Sunday, October 17, 2021

Málaga

Judy. I have to admit that when we left France, I wasn’t quite ready. I was becoming familiar with Vincennes and how to get around on the Metro, my French was getting better, and we were enjoying working with the Sandwich Ministry at the American Cathedral. HOWEVER, it was turning cool—the day we left it was rainy and in the fifties. 

When we arrived in Málaga, a car picked us up at the airport and drove us right to our front door on a pedestrian mall, and the weather was in the eighties. This was just fine! Our apartment, although right in the middle of the touristy Old Town, is in the center of the building, so, just as in Vincennes, the noise stops as you get inside. There are lots of windows opening to the two courtyards below, and marble floors keep it cool. 
Our living room


Many of you have told me that you visited Málaga either to stay or on a cruise stop, so you know how beautiful it is. We have found ourselves really settling in and just living in this beautiful place, since we almost wore ourselves out with all our little side trips in France. We have explored the city, though. 

Málaga is one of the oldest continuously inhabited cities in the world, having been established as a port by the Phoenicians in about 770 BC. They called it Malaka, but when the Romans invaded in 218 BC, they called it Malaca. When the Moors invaded, they called it Mālaqua for the next 800 years, when Castille took over and named it Málaga. So the spelling has changed but the name remained the same. 
First-Century Roman Theater


A short walk from our apartment in the center of the old town are the remains of the first-century Roman Theatre. This is butted up against the well-maintained ruins of the Alcazaba, the Moorish palace next to the Castle of Gibrafaro, their fort, built in the eleventh century. It’s also a great place to get an overview of the city and the harbor. 
View of the Alcazaba 



From the Mirador, looking down












Patio at the Alcazaba

Across from our apartment is the massive Catedral de la Encarnación, with construction begun in the sixteenth century. Unfortunately, the money dried up, and the second tower was never finished, so she has gained the nickname “The One-Armed Lady”. 



We attend church at St. George’s Anglican Church, in the middle of the Anglican Cemetery, established in 1831. 
Ted at St. George


The beaches here really became popular in the 1950’s, and Torremolinos, a nearby town, opened the first gay bar in 1964. 

The cruise stops have really put it on the map in this century, and it remains a vibrant community, as it has through the centuries. 
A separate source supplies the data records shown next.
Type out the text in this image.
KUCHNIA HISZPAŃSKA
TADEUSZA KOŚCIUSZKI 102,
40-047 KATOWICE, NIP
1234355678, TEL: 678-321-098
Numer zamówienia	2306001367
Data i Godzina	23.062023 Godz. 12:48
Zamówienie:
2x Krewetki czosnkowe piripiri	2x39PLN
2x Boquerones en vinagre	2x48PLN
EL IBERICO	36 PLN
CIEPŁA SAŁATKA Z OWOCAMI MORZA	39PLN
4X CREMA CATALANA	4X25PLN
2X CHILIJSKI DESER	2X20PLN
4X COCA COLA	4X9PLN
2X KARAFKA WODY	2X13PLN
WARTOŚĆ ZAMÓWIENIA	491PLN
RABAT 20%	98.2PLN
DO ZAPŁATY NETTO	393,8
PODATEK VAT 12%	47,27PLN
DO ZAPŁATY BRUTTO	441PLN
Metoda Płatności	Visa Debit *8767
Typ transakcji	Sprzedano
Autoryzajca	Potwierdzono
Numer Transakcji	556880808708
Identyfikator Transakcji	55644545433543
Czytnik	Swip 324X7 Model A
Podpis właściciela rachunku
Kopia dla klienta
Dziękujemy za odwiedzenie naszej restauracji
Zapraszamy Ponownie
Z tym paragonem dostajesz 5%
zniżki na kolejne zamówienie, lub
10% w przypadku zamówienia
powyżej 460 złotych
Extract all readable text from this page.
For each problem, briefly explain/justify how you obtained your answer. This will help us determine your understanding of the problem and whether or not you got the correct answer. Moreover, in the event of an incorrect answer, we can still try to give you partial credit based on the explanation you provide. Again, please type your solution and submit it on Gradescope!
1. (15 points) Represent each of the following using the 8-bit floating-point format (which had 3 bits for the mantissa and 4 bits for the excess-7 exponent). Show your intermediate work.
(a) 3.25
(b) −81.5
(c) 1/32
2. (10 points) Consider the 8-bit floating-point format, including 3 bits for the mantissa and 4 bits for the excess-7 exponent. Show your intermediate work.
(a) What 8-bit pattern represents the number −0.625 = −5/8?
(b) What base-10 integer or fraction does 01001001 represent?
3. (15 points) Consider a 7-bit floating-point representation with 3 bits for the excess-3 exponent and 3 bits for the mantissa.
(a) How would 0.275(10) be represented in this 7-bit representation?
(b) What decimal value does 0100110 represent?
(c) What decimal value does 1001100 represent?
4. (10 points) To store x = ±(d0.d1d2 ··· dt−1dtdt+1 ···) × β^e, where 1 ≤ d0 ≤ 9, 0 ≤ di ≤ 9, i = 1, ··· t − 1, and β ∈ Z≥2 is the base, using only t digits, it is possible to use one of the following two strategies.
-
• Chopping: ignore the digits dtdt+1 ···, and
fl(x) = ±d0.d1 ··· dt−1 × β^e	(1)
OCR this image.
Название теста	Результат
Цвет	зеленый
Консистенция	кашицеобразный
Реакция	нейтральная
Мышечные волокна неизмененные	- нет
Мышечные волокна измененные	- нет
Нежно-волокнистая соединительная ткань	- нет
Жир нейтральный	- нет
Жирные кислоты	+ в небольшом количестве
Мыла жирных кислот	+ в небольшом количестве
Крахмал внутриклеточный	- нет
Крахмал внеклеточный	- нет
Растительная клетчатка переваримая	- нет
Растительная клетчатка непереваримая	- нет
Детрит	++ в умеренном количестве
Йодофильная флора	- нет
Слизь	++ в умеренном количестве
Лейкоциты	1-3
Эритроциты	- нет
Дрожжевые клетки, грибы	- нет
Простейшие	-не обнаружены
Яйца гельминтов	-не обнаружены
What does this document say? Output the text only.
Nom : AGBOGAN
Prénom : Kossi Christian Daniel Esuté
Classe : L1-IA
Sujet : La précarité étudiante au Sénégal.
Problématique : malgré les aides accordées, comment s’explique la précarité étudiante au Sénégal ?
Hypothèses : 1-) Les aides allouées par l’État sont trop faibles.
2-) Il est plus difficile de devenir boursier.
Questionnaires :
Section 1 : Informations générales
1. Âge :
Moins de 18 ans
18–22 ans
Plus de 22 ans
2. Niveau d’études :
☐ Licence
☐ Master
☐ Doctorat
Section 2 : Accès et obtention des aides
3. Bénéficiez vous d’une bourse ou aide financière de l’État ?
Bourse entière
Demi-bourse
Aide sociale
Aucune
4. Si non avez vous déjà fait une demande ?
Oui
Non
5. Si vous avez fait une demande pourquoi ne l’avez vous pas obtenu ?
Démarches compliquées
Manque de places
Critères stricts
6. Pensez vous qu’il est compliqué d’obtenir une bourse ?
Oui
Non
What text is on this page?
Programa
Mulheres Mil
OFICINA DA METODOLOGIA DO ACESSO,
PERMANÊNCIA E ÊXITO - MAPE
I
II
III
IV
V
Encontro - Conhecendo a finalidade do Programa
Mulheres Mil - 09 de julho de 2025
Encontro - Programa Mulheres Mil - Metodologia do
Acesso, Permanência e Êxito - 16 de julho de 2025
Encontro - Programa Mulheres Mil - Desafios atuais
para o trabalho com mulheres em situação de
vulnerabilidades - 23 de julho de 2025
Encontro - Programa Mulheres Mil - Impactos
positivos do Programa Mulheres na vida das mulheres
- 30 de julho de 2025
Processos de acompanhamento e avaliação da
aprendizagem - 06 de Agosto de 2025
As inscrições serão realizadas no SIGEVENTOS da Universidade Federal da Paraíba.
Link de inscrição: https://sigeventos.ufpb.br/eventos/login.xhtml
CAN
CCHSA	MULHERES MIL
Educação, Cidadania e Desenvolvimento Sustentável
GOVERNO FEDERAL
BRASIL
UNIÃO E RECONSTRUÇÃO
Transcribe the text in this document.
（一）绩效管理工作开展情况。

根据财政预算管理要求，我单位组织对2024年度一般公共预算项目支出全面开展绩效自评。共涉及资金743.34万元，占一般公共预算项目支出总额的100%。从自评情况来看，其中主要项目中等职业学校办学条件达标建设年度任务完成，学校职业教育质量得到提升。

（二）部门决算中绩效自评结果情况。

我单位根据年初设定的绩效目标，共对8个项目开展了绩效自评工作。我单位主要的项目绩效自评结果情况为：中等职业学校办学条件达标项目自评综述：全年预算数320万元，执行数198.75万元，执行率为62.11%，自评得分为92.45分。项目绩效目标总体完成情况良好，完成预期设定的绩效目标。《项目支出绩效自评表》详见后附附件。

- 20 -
The streets are narrow and crooked, just as they are in Cádiz, and fun to explore, unless you’re Ted trying to follow the blue dot on GPS. 
Street sculpture

We were here for the National Day of Spain











Restaurants and bodegas are plentiful and good, and across from one of our favorite tapas places is the Picasso Museum. Since he was born here, you can also visit the Picasso Birthplace Museum. 
Walk through the park to the beach



Quiet morning at the beach


Beaches are fifteen minutes away, as is the church. A five-minute walk in the other direction takes you to the enormous Mercado, where fresh fruits, vegetables, meats, cheese, and fish are on display at a reasonable price. 



We spend lots of time there. Ten minutes further takes you to El Corte Inglés, a department store that carries anything (including food) that you could possibly want, and a few blocks past that is the Renfe train station, that can take us to visit our family in Seville. 

Speaking of which, they drove the two hours to see us last week. We were supposed to have a reunion last year, but we all know how that went. There were lots and lots of hugs. 

Inmita, Lucia, Alex & Alex. Fishbug Fans! (That's our grandson's band.)


Have we done all the traveling we’d intended? Nah. But do we like it here? Just booked an apartment further down the beach for next spring.